Belirsizliğe, bilinmeyene, soru işaretlerine maruz kaldıkça bilgi alanındaki boşluğu komplo teorileri ve yanlış bilgiyle doldurmaya başlayan insanın, kurumlara güvensizliğinden başlayıp aşı karşıtlığına uzanan yelpazedeki sorunlarına temas edecek, güven ilham eden liderlere duyulan ihtiyaca işaret eden çağrılar duyuyoruz. Burada mesele, sadece bilinçli şekilde üretilen ve servis edilen yanlış bilgiler değil; alternatiflerin, dezenformasyonun ve propagandanın hakikatin bilgisine galebe çalması meselesi de var.
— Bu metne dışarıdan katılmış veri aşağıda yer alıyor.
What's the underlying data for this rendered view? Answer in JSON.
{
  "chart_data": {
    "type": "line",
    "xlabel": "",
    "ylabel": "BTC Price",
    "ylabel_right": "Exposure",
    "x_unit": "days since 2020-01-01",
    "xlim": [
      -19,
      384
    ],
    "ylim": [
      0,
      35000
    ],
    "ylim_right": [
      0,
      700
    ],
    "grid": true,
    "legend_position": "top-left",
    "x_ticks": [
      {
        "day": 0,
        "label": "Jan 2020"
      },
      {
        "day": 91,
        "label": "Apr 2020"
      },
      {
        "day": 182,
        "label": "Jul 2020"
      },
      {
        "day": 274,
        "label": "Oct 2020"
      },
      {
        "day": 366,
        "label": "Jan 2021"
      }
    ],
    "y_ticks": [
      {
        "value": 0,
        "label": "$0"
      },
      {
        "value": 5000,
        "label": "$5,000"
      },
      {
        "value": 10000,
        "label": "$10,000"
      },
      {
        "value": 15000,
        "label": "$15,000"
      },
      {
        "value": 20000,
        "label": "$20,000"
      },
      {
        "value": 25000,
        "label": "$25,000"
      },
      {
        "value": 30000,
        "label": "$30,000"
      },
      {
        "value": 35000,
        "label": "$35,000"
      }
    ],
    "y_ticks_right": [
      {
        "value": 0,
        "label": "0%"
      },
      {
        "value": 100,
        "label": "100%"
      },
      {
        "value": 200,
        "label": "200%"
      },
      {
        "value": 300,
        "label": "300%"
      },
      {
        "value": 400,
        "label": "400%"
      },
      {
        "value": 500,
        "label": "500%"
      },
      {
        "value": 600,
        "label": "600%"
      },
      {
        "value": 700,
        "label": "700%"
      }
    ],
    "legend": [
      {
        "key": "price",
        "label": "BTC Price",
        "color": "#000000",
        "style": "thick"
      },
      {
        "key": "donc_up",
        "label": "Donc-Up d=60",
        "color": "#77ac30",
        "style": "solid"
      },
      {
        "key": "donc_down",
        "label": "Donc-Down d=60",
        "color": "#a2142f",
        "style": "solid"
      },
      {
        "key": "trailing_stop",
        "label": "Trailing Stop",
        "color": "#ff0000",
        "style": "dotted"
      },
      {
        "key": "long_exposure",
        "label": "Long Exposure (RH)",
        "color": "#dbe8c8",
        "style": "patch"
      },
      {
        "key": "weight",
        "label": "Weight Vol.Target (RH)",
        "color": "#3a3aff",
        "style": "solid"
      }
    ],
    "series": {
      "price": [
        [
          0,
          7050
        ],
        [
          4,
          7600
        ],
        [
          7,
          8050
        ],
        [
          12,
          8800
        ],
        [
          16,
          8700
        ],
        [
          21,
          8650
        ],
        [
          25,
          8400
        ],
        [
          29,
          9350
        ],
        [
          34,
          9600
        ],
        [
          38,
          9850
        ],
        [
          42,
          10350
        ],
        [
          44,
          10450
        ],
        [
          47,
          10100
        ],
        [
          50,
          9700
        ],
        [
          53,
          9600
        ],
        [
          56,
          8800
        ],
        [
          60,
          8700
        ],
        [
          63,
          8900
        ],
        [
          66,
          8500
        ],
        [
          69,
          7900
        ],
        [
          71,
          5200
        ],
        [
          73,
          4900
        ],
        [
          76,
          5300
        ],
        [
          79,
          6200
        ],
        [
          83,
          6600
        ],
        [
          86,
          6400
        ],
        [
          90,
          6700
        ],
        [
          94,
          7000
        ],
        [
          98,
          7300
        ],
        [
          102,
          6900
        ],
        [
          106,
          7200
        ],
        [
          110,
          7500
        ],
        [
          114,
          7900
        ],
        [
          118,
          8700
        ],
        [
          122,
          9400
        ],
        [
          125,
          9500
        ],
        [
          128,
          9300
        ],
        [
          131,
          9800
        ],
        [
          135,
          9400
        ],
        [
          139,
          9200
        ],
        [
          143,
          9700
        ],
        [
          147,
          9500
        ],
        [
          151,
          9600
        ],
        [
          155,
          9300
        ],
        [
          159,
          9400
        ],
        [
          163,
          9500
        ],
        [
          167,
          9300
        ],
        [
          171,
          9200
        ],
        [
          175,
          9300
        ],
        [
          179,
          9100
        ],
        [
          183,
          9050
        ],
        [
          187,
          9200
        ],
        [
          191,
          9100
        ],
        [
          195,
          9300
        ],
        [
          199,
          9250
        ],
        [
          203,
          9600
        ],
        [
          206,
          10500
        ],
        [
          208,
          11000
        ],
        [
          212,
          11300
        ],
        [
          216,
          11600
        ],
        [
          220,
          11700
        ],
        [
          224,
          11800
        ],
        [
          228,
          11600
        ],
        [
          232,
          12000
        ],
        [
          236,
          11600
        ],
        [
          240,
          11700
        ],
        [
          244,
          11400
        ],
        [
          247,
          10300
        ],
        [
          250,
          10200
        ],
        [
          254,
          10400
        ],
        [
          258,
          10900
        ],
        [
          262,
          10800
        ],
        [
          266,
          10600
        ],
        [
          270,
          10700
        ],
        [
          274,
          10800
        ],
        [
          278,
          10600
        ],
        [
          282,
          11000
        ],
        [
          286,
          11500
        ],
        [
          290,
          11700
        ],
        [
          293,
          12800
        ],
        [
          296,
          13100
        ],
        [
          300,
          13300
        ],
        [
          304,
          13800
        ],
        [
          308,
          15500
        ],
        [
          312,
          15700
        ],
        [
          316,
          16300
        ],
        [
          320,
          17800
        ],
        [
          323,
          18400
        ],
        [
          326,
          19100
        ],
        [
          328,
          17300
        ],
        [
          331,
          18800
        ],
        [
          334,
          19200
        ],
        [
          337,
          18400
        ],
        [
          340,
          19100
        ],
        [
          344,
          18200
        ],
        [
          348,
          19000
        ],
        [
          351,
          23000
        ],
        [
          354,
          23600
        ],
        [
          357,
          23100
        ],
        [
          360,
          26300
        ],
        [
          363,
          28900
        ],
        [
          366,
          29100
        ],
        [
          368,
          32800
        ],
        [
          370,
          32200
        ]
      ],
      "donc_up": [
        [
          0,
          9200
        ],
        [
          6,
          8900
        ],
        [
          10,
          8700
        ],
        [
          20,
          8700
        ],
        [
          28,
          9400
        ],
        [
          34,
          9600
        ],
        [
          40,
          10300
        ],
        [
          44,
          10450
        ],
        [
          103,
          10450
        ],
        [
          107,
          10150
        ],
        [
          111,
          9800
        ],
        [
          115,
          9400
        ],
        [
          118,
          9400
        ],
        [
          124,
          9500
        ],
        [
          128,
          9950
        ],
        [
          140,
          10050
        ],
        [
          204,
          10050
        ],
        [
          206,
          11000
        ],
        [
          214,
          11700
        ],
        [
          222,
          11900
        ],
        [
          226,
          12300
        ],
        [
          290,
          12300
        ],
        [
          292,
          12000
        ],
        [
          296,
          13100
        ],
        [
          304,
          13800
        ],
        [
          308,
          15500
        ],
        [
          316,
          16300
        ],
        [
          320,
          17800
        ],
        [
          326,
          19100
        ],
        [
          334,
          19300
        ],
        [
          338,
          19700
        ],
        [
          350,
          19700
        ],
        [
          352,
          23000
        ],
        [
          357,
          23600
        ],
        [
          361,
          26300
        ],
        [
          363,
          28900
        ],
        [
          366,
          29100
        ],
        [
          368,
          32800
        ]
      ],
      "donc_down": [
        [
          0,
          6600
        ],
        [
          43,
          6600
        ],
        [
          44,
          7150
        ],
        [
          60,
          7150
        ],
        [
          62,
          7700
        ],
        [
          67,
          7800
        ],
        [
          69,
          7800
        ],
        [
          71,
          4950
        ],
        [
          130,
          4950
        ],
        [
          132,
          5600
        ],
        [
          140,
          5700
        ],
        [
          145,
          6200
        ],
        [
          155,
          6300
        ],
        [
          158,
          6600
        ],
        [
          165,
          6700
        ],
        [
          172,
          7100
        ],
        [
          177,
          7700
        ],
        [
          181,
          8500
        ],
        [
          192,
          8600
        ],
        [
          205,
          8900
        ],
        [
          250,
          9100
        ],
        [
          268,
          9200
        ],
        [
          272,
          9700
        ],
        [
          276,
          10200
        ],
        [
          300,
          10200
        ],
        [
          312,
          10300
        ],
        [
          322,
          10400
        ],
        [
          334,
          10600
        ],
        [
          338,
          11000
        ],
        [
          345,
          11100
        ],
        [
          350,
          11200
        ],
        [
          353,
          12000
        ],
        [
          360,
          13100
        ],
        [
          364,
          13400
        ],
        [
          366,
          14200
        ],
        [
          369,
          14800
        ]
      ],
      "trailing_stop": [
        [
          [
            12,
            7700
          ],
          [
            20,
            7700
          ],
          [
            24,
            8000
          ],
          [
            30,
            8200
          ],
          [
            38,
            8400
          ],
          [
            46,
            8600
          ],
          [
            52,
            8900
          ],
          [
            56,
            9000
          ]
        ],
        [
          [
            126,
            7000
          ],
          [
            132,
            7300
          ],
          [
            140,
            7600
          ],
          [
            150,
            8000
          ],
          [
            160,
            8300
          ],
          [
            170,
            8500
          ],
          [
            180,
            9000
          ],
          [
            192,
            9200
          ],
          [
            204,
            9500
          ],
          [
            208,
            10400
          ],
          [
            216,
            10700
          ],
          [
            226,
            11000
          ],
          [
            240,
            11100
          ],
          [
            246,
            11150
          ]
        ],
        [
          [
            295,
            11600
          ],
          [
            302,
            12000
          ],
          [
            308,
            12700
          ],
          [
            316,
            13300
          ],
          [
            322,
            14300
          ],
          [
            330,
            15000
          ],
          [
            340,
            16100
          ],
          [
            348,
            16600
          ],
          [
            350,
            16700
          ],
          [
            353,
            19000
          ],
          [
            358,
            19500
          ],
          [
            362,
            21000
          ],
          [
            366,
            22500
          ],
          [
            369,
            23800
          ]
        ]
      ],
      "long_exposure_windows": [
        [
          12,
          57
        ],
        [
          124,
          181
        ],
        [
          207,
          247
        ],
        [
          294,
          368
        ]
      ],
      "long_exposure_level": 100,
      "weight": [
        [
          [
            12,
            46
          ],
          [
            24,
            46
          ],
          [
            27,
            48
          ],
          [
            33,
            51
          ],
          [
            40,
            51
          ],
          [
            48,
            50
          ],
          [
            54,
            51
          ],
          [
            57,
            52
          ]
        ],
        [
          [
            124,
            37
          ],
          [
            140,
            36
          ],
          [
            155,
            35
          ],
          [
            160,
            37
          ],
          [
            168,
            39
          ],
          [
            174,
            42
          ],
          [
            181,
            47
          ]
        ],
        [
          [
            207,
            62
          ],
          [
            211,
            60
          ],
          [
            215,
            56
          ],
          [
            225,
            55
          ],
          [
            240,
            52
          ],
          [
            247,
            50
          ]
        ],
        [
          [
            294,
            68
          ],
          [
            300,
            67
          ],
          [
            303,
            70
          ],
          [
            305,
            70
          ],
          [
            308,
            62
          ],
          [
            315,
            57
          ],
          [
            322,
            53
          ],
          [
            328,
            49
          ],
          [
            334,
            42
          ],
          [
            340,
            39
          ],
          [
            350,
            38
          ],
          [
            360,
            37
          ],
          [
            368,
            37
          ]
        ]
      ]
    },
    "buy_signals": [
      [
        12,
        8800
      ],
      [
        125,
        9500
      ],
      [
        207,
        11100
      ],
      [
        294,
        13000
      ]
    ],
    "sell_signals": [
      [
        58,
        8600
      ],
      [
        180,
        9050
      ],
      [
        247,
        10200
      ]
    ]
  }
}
Dijital dönüşüm çağıyla post-truth çağının aynı döneme işaret ediyor olması ayrıca ironik. 

Son kertede, neoliberalism ve teknoloji iş birliği, işin sonunun örgütlü yaşam açısından vaat edildiği gibi özgürleşme değil; biraz daha işsizlik, geçicilik, güvencesizlik, belirsizlik, kimliksizleşme, esnekleşirken işin bizatihi altını oyma ve içini boşaltma gibi bir yoksunluklar paketi olduğunu pandemiden daha evvel ilan etmişti.

Şimdi, elimizde bir de liderlik krizi var ve insanlık, olabildiğince şiddetli bir yeni sınavdan daha geçiyor. Araştırmacılar, henüz hakikat ötesi bir toplumun varlığı, boyutları, belirleyicileri ve sonuçları konusunda hemfikir olmasalar da hakikat ötesi liderliği tasvirlemenin doneleri elimizde. Böylesi bir çabanın ürünü olan bir tanıma göre post-truth liderlik, takipçilerin duygularını yönetme ve manipüle etmede ehil olmakla birlikte, gerçeği söylememek ve söylemlerinde doğruculuğu gözetmemek pahasına gelişen bir beceri olarak karşımıza çıkıyor.

Bu nedenle ve eğer varsalar, hakikat ötesi liderler, eskiden anladığımız gibi iyi liderliğin özünü temsil etmiyorlar. Öte yandan, post-truth liderliğe hâkim olan ürkütücü ve saldırgan dil, jestler ve hatta şiddetin eşlik ettiği yükselen sivil olmayan söylem, sınıflar, siyaset, spor gibi arenalar ve işyerleri için kârlılık, müşteri hizmetleri ve karar verme kalitesi açılarından büyük müşküller ve tehdit oluşturuyor. Saygısız retorik, aldatmacalı akıl yürütme ve bazen de pervasız yalancılıkla birleşen bağlantısız ya da kopuk bir liderliğin, içinde yaşadığımız dünyanın sorunlarının çözümünün iksiri olmadığı aşikâr. Pandoranın kutusu açılalı çok oldu ve kutunun dibinde, post-truth çağının akut güvensizlik sendromuna çare olacak bir liderlik prototipi görünmüyor.

 

Doç. Dr. Deniz Dirik

Manisa Celal Bayar Üniversitesi
İktisadi ve İdari Bilimler Fakültesi İşletme Bölümü Yönetim ve Organizasyon A.B.D.